Nouvelle opposition entre un gouvernement qui refuse d'augmenter les prélèvements à l'approche de 2017, et des collectivités locales au bord de l'asphyxie financière. Et il y a fort à parier que le grand public soit, cette fois-ci, largement derrière la positon de l'exécutif: le 1er octobre prochain, lors des Rencontres nationales du transport public qui se tiendront à Lyon, le premier ministre Manuel Valls devrait annoncer un report du transfert de la gestion des amendes de stationnement aux mairie, croient savoir Les Echos. L'information a été confirmée en début d'après-midi: le gouvernement va bien proposer de repousser au 1er janvier 2018 au lieu du 1er octobre 2016 cette réforme. «Il appartiendra au Parlement de se prononcer sur cette proposition», a précisé Stéphane Rouvé, délégué de la mission interministérielle sur la décentralisation du stationnement. Ce qui revient de facto à geler leur hausse à court terme. Explications.

Changement de statut

Le dossier du montant des amendes, et de l'autorité pouvant les moduler à sa guise, est un sujet brûlant depuis plusieurs mois. Les représentants des collectivités locales, réunis dans le Groupement des autorités responsables du transport (GART) réclament la possibilité de se voir confier la gestion d'un «forfait de post-stationnement». Derrière ce terme pour le moins ambigu se cache un dispositif exactement similaire à celui d'une contravention, mais qui n'en est pas une juridiquement parlant. Le gouvernement souhaite en effet «dépénaliser» le stationnement pour le remplacer par ce dispositif, ce qui inclut deux changements majeurs: primo, le montant à payer ne sera plus nécessairement le même sur tout le territoire; secundo, les contestations ne relèveront plus du tribunal de police mais d'une commission du contentieux du stationnement payant. Dans l'absolu, le principe stationnement non payé/contravention reste le même pour l'usager, mais la nature juridique de la sanction changera. De même que son montant, qui sera fixé librement par les mairies qui dans leur immense majorité ne se feront pas prier pour les revoir à la hausse.

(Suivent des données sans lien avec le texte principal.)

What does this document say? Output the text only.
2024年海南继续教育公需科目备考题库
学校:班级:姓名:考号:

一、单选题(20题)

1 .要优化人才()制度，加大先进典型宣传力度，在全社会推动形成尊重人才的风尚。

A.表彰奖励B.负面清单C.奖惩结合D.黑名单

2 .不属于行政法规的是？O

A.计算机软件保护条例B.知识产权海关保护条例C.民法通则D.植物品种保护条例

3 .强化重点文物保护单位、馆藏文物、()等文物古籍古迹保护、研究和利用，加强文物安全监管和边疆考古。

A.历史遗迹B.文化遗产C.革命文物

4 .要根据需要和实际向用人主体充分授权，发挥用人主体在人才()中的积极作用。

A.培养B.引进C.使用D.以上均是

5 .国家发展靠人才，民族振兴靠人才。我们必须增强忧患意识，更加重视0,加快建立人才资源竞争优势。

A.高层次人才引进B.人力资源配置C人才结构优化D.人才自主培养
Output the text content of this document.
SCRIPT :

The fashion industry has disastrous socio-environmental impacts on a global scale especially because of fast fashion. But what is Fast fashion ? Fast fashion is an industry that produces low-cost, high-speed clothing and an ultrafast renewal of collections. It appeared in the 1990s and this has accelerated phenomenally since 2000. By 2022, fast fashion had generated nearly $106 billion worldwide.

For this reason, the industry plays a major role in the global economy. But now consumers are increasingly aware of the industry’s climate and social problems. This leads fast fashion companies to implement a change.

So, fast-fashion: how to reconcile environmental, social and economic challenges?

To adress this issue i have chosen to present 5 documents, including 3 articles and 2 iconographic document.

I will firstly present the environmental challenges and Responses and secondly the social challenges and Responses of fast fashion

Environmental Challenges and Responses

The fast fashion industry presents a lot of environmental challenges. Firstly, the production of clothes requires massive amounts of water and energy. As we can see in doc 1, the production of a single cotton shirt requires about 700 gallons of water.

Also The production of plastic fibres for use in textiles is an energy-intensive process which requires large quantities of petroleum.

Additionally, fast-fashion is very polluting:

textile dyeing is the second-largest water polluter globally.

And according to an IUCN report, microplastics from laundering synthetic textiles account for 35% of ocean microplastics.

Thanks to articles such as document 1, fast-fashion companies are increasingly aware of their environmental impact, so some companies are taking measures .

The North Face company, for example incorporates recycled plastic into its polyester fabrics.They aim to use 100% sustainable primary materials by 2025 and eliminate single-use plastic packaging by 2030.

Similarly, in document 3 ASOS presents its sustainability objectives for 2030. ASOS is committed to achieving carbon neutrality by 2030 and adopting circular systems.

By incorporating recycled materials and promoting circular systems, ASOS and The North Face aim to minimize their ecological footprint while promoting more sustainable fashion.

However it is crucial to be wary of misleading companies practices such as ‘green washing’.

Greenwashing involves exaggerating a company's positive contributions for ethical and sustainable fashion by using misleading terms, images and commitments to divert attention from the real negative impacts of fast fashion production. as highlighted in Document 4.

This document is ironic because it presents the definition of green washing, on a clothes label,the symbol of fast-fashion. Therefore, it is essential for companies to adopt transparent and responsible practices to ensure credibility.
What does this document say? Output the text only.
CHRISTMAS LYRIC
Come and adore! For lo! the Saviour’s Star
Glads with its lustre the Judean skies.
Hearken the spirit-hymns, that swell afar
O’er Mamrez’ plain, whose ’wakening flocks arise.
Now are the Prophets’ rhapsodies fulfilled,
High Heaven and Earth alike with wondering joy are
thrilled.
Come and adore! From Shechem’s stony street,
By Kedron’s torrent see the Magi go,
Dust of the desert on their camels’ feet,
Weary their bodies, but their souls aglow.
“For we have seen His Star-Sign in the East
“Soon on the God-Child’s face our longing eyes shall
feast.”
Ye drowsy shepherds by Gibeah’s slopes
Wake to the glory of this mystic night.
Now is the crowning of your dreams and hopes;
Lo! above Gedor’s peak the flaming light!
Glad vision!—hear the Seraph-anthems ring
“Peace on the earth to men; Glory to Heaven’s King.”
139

Ce nouveau dispositif était prévu dans la loi sur les métropoles de 2014 et devait rentrer en vigueur en janvier 2016. A moins d'un - peu - probable retournement de situation, c'est donc bien son report que Manuel Valls s'apprête à annoncer. Nouvel objectif: 2018.

Zéro hausse avant 2017

Un report qui passe mal auprès des collectivités qui comptaient donc sur ce «forfait post-stationnement» pour générer des recettes supplémentaires de stationnement en fixant leur tarif en cas de dépassement ou d'absence de ticket. Une aubaine en période de baisse des dotations de l'Etat aux collectivités. Mais le système aurait pu avoir un autre objectif: mettre en cohérence le montant du stationnement par une mairie et la sanction pour les contrevenants, jugée peu dissuasive. A Paris, le stationnement sur la voie publique (hors résident) coûte 4 euros de l'heure pour les arrondissements centraux et 2,40 euros de l'heure pour les arrondissements périphériques. Un chiffre élevé par rapport au montant du PV de stationnement, «seulement» à 17 euros. Conséquence: dans la capitale, selon les estimations, seuls 10% des stationnements sont payés par les utilisateurs. Le nouveau système pourrait donc inciter les automobilistes à s'acquitter des montants à payer, en redonnant de la cohérence au rapport tarif/contravention.

Même si la volonté politique de ne pas rajouter de hausse à des contraventions, déjà peu populaires, semble évidente, c'est officiellement pour des raisons techniques que la mesure très attendue par les collectivités ne rentrera pas en vigueur au cours du quinquennat. Selon la mission interministérielle qui était chargée de mettre en place le dispositif, la cause du report est à chercher du côté de l'Agence nationale pour le traitement automatisé des infractions, l'Antai. L'organisme ne serait apparemment «pas prêt» à temps pour faire transiter son activité de l'envoi d'amendes à l'envoi de «forfaits». Le préfet en charge de cette mission, Stéphane Rouvé, confirme d'ailleurs au quotidien Les Echos sa volonté d'agir dans la plus grande rigueur pour éviter les conséquences d'une transition mal préparée: «Nous voulons être prudents, il s'agit de gérer potentiellement des centaines de milliers de recours», explique-t-il. Les collectivités vont donc devoir attendre avant de pouvoir compter sur cette nouvelle ressource. Entre le montant de ces forfaits et la dissuasion qu'ils génèreraient, le GART avait évoqué que le gain pourrait représenter un doublement des recettes de stationnement pour les communes. Patience!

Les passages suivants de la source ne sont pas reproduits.